代表取締役社長 漆戸正彦です(ブログはこちらです)。
昔から、私たちは祝い事といえば酒を飲み、ひとがこの世から旅立つときも酒を酌み交わしました。
また、日本の春夏秋冬・四季折々の食を楽しみながら、杯を重ねてきました。
様々な場所・時間で、井乃頭を飲んでくださったお客様が「おいしい」といってくださること、またお客様の楽しい時間、思い出に欠かせないものでありたいと願い、漆戸醸造の全商品を弟とふたりで造っております。
漆戸醸造は曽祖父の漆戸周平が大正4年に創業いたしました。中央アルプスと南アルプスに囲まれた天竜川の流れる長野県伊那市で、現在は日本酒・焼酎を造っております。社名に「醸造」が付くのは、酒のほかに味噌・醤油を造っていたことがあったためです(味噌は2000年頃まで造っておりました)。
初代の周平が名付けた酒銘「井乃頭」(いのかしら)は、大正10年(1921年)5月に商標登録をしました。「最高の湧き水」・「よい水の湧くところ」を意味する「井(戸)のかしら」から、また東京の井の頭公園の湧き水は江戸時代将軍家の茶の湯に使われた名水であることから銘柄の由来となっております。
酒の命でもある水は中央アルプス水系の湧出する伏流水、その水を汲み上げて醸す酒は、軟水特有のやわらかさがよく表れた濃醇な旨口です。
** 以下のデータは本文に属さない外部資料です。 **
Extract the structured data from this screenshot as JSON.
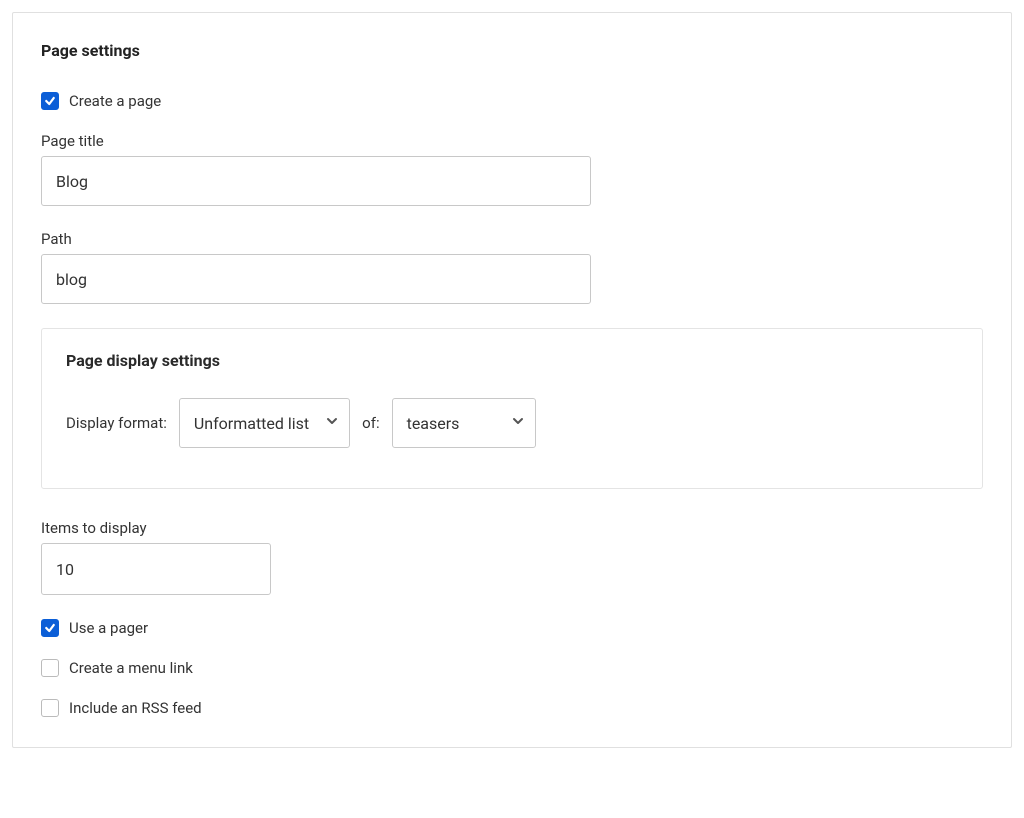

全ての酒を東京農業大学醸造学科を卒業した蔵元兄弟ふたりのみで丁寧に醸し出しております。
原料米は主に長野県産を用い、酒米はすべてアルプス搗精工場(長野県大町市)で精米されたものを長野県酒造組合を通じて購入しております。 純米酒は伊那市のとなり上伊那郡南箕輪村産の酒造好適米ひとごこち、純米吟醸・本醸造は長野県産美山錦で醸しております。 大吟醸・純米大吟醸は兵庫県産山田錦を使用しています。
酒銘「井乃頭」の名前にも深くつながりのある「水」。すべての生き物にとって大切な「水」。
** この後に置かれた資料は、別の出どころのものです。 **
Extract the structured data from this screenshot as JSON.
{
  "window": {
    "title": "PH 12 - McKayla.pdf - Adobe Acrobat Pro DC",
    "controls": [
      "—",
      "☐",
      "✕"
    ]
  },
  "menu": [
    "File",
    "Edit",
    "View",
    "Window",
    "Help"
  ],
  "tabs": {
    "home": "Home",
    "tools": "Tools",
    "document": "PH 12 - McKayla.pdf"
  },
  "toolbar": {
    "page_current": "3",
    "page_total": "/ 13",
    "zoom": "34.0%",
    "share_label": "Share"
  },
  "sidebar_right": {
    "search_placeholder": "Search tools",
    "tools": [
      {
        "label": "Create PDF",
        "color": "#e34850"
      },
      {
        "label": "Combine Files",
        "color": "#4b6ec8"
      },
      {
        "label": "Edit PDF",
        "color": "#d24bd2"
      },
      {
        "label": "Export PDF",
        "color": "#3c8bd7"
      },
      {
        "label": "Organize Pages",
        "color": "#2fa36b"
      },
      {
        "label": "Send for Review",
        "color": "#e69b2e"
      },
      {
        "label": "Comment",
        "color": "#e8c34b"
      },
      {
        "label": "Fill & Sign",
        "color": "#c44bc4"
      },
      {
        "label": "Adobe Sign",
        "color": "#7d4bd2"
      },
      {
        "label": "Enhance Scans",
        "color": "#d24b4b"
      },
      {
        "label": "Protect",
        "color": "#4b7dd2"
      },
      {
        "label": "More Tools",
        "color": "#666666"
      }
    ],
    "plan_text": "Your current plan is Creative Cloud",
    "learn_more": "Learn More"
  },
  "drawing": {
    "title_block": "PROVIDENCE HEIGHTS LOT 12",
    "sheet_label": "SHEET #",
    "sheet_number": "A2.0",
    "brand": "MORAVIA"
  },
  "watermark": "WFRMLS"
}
日本酒においても、水は命ともいえます。なぜなら、日本酒の約80%は水でできているからです(アルコール度数15度の日本酒ならば、その85%が水でできていることになります)。
漆戸醸造では、中央アルプス水系の伏流水を自然のまま使っております。その水を育む伊那谷の山々やそこに生息するすべての命あるもの、そして今ある与えられた多くの恵みの中で井乃頭は生まれています。